I was on the back from the hunting camp today when I was telling a buddy I sure wish a rattle snake would be stretched out cross the road.  Sure enough around the next bend.  

right after I got done taking these pics a tractor trailer skint him back. 

Hope y'all enjoy!

Ben


----------



## E_Catron (Sep 27, 2009)

great pics! thats 1 pruddy snake


----------



## wvdawg (Sep 27, 2009)

Great captures - that would make some fine leather sheath inlays!


----------



## jkoch (Sep 27, 2009)

Too close for me!


----------



## JasonF (Sep 27, 2009)

Awesome shots!!
He looks to be pretty calm.


----------



## redneckcamo (Sep 27, 2009)

dat nake id da debil 




very nice shots man !


----------



## Atlanta Fatz (Sep 28, 2009)

I cant sleep now


----------



## Bruz (Sep 28, 2009)

Seen waaayyyyyy too many of those this year.....I'm up to 7 Timbers,a BIG Cottonmouth,a CopperTop and 3 Black Rat Snakes.


----------



## DocHoliday (Sep 28, 2009)

That's a pretty good size feller right their.


----------



## Smokey (Sep 28, 2009)

Man whatta pretty snake.  Too bad the big truck squished it.


----------



## hogtrap44 (Sep 28, 2009)

Wow, looks like a couple of pets I used to have in big cages. Dart and Sparkplug, two fine timber rattlers. Then the day came when they made a good fried dinner!


----------



## Hoss (Sep 28, 2009)

Looks like he was coopertive for you, Ben.  Good shots of him.

Hoss


----------



## Crickett (Sep 28, 2009)

Pretty cool shots.

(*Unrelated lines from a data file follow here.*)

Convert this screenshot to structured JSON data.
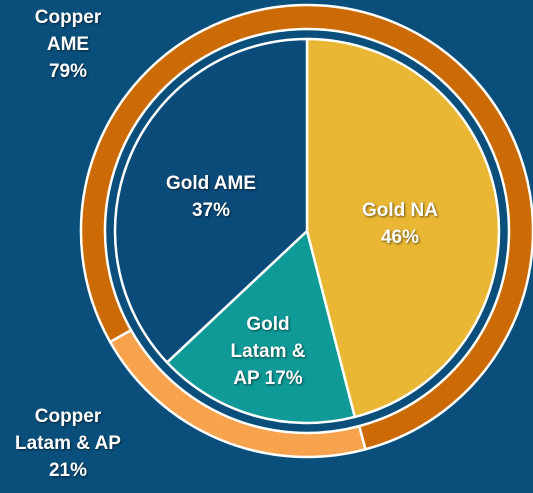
{
  "chart_data": {
    "type": "nested_pie",
    "inner": {
      "categories": [
        "Gold NA",
        "Gold Latam & AP",
        "Gold AME"
      ],
      "values": [
        46,
        17,
        37
      ],
      "value_labels": [
        "46%",
        "17%",
        "37%"
      ],
      "colors": [
        "#e9b733",
        "#0f9a97",
        "#0b4b7a"
      ],
      "startangle": 0
    },
    "outer": {
      "categories": [
        "Copper Latam & AP",
        "Copper AME"
      ],
      "values": [
        21,
        79
      ],
      "value_labels": [
        "21%",
        "79%"
      ],
      "colors": [
        "#f7a24c",
        "#cc6b06"
      ],
      "startangle": 165
    },
    "background": "#0a4f7b"
  }
}
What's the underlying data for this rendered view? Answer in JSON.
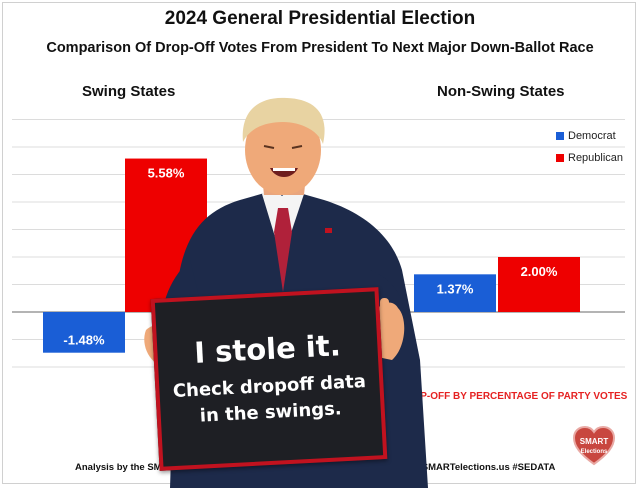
{
  "chart_data": {
    "type": "bar",
    "title": "2024 General Presidential Election",
    "subtitle": "Comparison Of Drop-Off Votes From President To Next Major Down-Ballot Race",
    "categories": [
      "Swing States",
      "Non-Swing States"
    ],
    "series": [
      {
        "name": "Democrat",
        "values": [
          -1.48,
          1.37
        ],
        "labels": [
          "-1.48%",
          "1.37%"
        ]
      },
      {
        "name": "Republican",
        "values": [
          5.58,
          2.0
        ],
        "labels": [
          "5.58%",
          "2.00%"
        ]
      }
    ],
    "ylim": [
      -4,
      7
    ],
    "grid": true,
    "legend": "right",
    "unit": "%",
    "colors": {
      "Democrat": "#1a5ed6",
      "Republican": "#ee0000"
    }
  },
  "annotation": "DROP-OFF BY PERCENTAGE OF PARTY VOTES",
  "footer": {
    "left": "Analysis by the SM",
    "right": "2024 SMARTelections.us  #SEDATA"
  },
  "logo": {
    "line1": "SMART",
    "line2": "Elections"
  },
  "sign": {
    "line1": "I stole it.",
    "line2": "Check dropoff data",
    "line3": "in the swings."
  }
}
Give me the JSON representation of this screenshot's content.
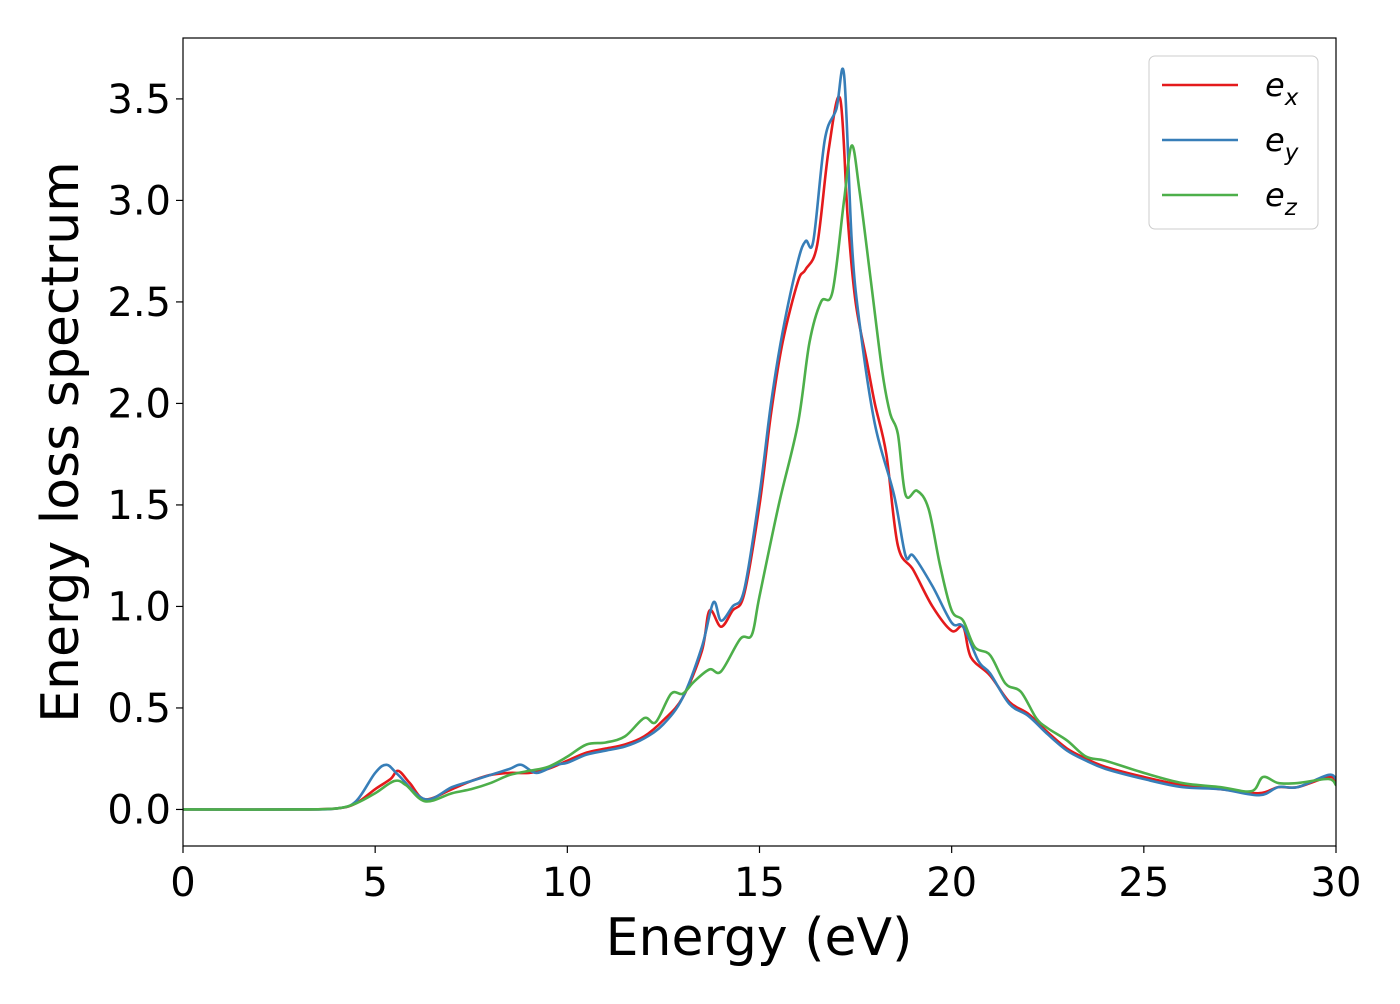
{
  "chart_data": {
    "type": "line",
    "xlabel": "Energy (eV)",
    "ylabel": "Energy loss spectrum",
    "xlim": [
      0,
      30
    ],
    "ylim": [
      -0.18,
      3.8
    ],
    "xticks": [
      0,
      5,
      10,
      15,
      20,
      25,
      30
    ],
    "yticks": [
      0.0,
      0.5,
      1.0,
      1.5,
      2.0,
      2.5,
      3.0,
      3.5
    ],
    "xtick_labels": [
      "0",
      "5",
      "10",
      "15",
      "20",
      "25",
      "30"
    ],
    "ytick_labels": [
      "0.0",
      "0.5",
      "1.0",
      "1.5",
      "2.0",
      "2.5",
      "3.0",
      "3.5"
    ],
    "grid": false,
    "legend_position": "top-right",
    "series": [
      {
        "name": "e_x",
        "label_main": "e",
        "label_sub": "x",
        "color": "#e41a1c",
        "points": [
          [
            0,
            0.0
          ],
          [
            3.0,
            0.0
          ],
          [
            4.0,
            0.005
          ],
          [
            4.5,
            0.03
          ],
          [
            5.0,
            0.1
          ],
          [
            5.4,
            0.15
          ],
          [
            5.6,
            0.19
          ],
          [
            5.9,
            0.13
          ],
          [
            6.3,
            0.05
          ],
          [
            7.0,
            0.1
          ],
          [
            7.5,
            0.14
          ],
          [
            8.0,
            0.17
          ],
          [
            8.5,
            0.18
          ],
          [
            9.0,
            0.18
          ],
          [
            9.5,
            0.2
          ],
          [
            10.0,
            0.24
          ],
          [
            10.5,
            0.28
          ],
          [
            11.0,
            0.3
          ],
          [
            11.5,
            0.32
          ],
          [
            12.0,
            0.36
          ],
          [
            12.5,
            0.44
          ],
          [
            13.0,
            0.55
          ],
          [
            13.5,
            0.78
          ],
          [
            13.7,
            0.98
          ],
          [
            14.0,
            0.9
          ],
          [
            14.3,
            0.98
          ],
          [
            14.6,
            1.06
          ],
          [
            15.0,
            1.5
          ],
          [
            15.3,
            1.95
          ],
          [
            15.6,
            2.3
          ],
          [
            16.0,
            2.6
          ],
          [
            16.2,
            2.66
          ],
          [
            16.5,
            2.78
          ],
          [
            16.8,
            3.25
          ],
          [
            17.1,
            3.5
          ],
          [
            17.3,
            2.9
          ],
          [
            17.5,
            2.5
          ],
          [
            17.8,
            2.2
          ],
          [
            18.0,
            2.0
          ],
          [
            18.3,
            1.75
          ],
          [
            18.6,
            1.3
          ],
          [
            19.0,
            1.18
          ],
          [
            19.5,
            1.0
          ],
          [
            20.0,
            0.88
          ],
          [
            20.3,
            0.9
          ],
          [
            20.5,
            0.75
          ],
          [
            21.0,
            0.66
          ],
          [
            21.5,
            0.53
          ],
          [
            22.0,
            0.47
          ],
          [
            22.5,
            0.38
          ],
          [
            23.0,
            0.3
          ],
          [
            23.5,
            0.25
          ],
          [
            24.0,
            0.21
          ],
          [
            25.0,
            0.16
          ],
          [
            26.0,
            0.12
          ],
          [
            27.0,
            0.1
          ],
          [
            28.0,
            0.08
          ],
          [
            28.5,
            0.11
          ],
          [
            29.0,
            0.11
          ],
          [
            29.8,
            0.16
          ],
          [
            30.0,
            0.14
          ]
        ]
      },
      {
        "name": "e_y",
        "label_main": "e",
        "label_sub": "y",
        "color": "#377eb8",
        "points": [
          [
            0,
            0.0
          ],
          [
            3.0,
            0.0
          ],
          [
            4.0,
            0.005
          ],
          [
            4.5,
            0.04
          ],
          [
            5.0,
            0.18
          ],
          [
            5.3,
            0.22
          ],
          [
            5.6,
            0.17
          ],
          [
            6.3,
            0.05
          ],
          [
            7.0,
            0.11
          ],
          [
            7.5,
            0.14
          ],
          [
            8.0,
            0.17
          ],
          [
            8.5,
            0.2
          ],
          [
            8.8,
            0.22
          ],
          [
            9.2,
            0.18
          ],
          [
            9.7,
            0.22
          ],
          [
            10.0,
            0.23
          ],
          [
            10.5,
            0.27
          ],
          [
            11.0,
            0.29
          ],
          [
            11.5,
            0.31
          ],
          [
            12.0,
            0.35
          ],
          [
            12.5,
            0.42
          ],
          [
            13.0,
            0.55
          ],
          [
            13.5,
            0.8
          ],
          [
            13.8,
            1.02
          ],
          [
            14.0,
            0.93
          ],
          [
            14.3,
            1.0
          ],
          [
            14.6,
            1.08
          ],
          [
            15.0,
            1.55
          ],
          [
            15.3,
            2.0
          ],
          [
            15.6,
            2.35
          ],
          [
            16.0,
            2.7
          ],
          [
            16.2,
            2.8
          ],
          [
            16.4,
            2.8
          ],
          [
            16.7,
            3.3
          ],
          [
            17.0,
            3.45
          ],
          [
            17.2,
            3.62
          ],
          [
            17.4,
            2.8
          ],
          [
            17.6,
            2.4
          ],
          [
            18.0,
            1.9
          ],
          [
            18.5,
            1.55
          ],
          [
            18.8,
            1.25
          ],
          [
            19.0,
            1.25
          ],
          [
            19.5,
            1.1
          ],
          [
            20.0,
            0.92
          ],
          [
            20.3,
            0.9
          ],
          [
            20.7,
            0.73
          ],
          [
            21.0,
            0.67
          ],
          [
            21.5,
            0.52
          ],
          [
            22.0,
            0.46
          ],
          [
            22.5,
            0.37
          ],
          [
            23.0,
            0.29
          ],
          [
            23.5,
            0.24
          ],
          [
            24.0,
            0.2
          ],
          [
            25.0,
            0.15
          ],
          [
            26.0,
            0.11
          ],
          [
            27.0,
            0.1
          ],
          [
            28.0,
            0.07
          ],
          [
            28.5,
            0.11
          ],
          [
            29.0,
            0.11
          ],
          [
            29.8,
            0.17
          ],
          [
            30.0,
            0.15
          ]
        ]
      },
      {
        "name": "e_z",
        "label_main": "e",
        "label_sub": "z",
        "color": "#4daf4a",
        "points": [
          [
            0,
            0.0
          ],
          [
            3.0,
            0.0
          ],
          [
            4.0,
            0.005
          ],
          [
            4.5,
            0.03
          ],
          [
            5.0,
            0.08
          ],
          [
            5.5,
            0.14
          ],
          [
            5.8,
            0.12
          ],
          [
            6.3,
            0.04
          ],
          [
            7.0,
            0.08
          ],
          [
            7.5,
            0.1
          ],
          [
            8.0,
            0.13
          ],
          [
            8.5,
            0.17
          ],
          [
            9.0,
            0.19
          ],
          [
            9.5,
            0.21
          ],
          [
            10.0,
            0.26
          ],
          [
            10.5,
            0.32
          ],
          [
            11.0,
            0.33
          ],
          [
            11.5,
            0.36
          ],
          [
            12.0,
            0.45
          ],
          [
            12.3,
            0.43
          ],
          [
            12.7,
            0.57
          ],
          [
            13.0,
            0.57
          ],
          [
            13.3,
            0.63
          ],
          [
            13.7,
            0.69
          ],
          [
            14.0,
            0.68
          ],
          [
            14.5,
            0.84
          ],
          [
            14.8,
            0.86
          ],
          [
            15.0,
            1.05
          ],
          [
            15.5,
            1.5
          ],
          [
            16.0,
            1.9
          ],
          [
            16.3,
            2.3
          ],
          [
            16.6,
            2.5
          ],
          [
            16.9,
            2.55
          ],
          [
            17.2,
            3.0
          ],
          [
            17.4,
            3.27
          ],
          [
            17.6,
            3.05
          ],
          [
            17.9,
            2.6
          ],
          [
            18.2,
            2.15
          ],
          [
            18.4,
            1.95
          ],
          [
            18.6,
            1.85
          ],
          [
            18.8,
            1.55
          ],
          [
            19.1,
            1.57
          ],
          [
            19.4,
            1.48
          ],
          [
            19.7,
            1.2
          ],
          [
            20.0,
            0.98
          ],
          [
            20.3,
            0.93
          ],
          [
            20.6,
            0.8
          ],
          [
            21.0,
            0.76
          ],
          [
            21.4,
            0.62
          ],
          [
            21.8,
            0.58
          ],
          [
            22.2,
            0.45
          ],
          [
            22.5,
            0.4
          ],
          [
            23.0,
            0.34
          ],
          [
            23.5,
            0.26
          ],
          [
            24.0,
            0.24
          ],
          [
            25.0,
            0.18
          ],
          [
            26.0,
            0.13
          ],
          [
            27.0,
            0.11
          ],
          [
            27.8,
            0.09
          ],
          [
            28.1,
            0.16
          ],
          [
            28.5,
            0.13
          ],
          [
            29.0,
            0.13
          ],
          [
            29.8,
            0.15
          ],
          [
            30.0,
            0.12
          ]
        ]
      }
    ]
  }
}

I'd love to be able to get some cool shots of some snakes. Of course I'd have to use the 70-300mm cause I ain't gettin' too close to them.


----------



## Handgunner (Sep 28, 2009)

Nice shots of a gorgeous snake!


----------



## leo (Sep 29, 2009)

Very nice shots Ben


----------



## Browtine (Sep 29, 2009)

Beautiful snake. Thanks for sharin'.


----------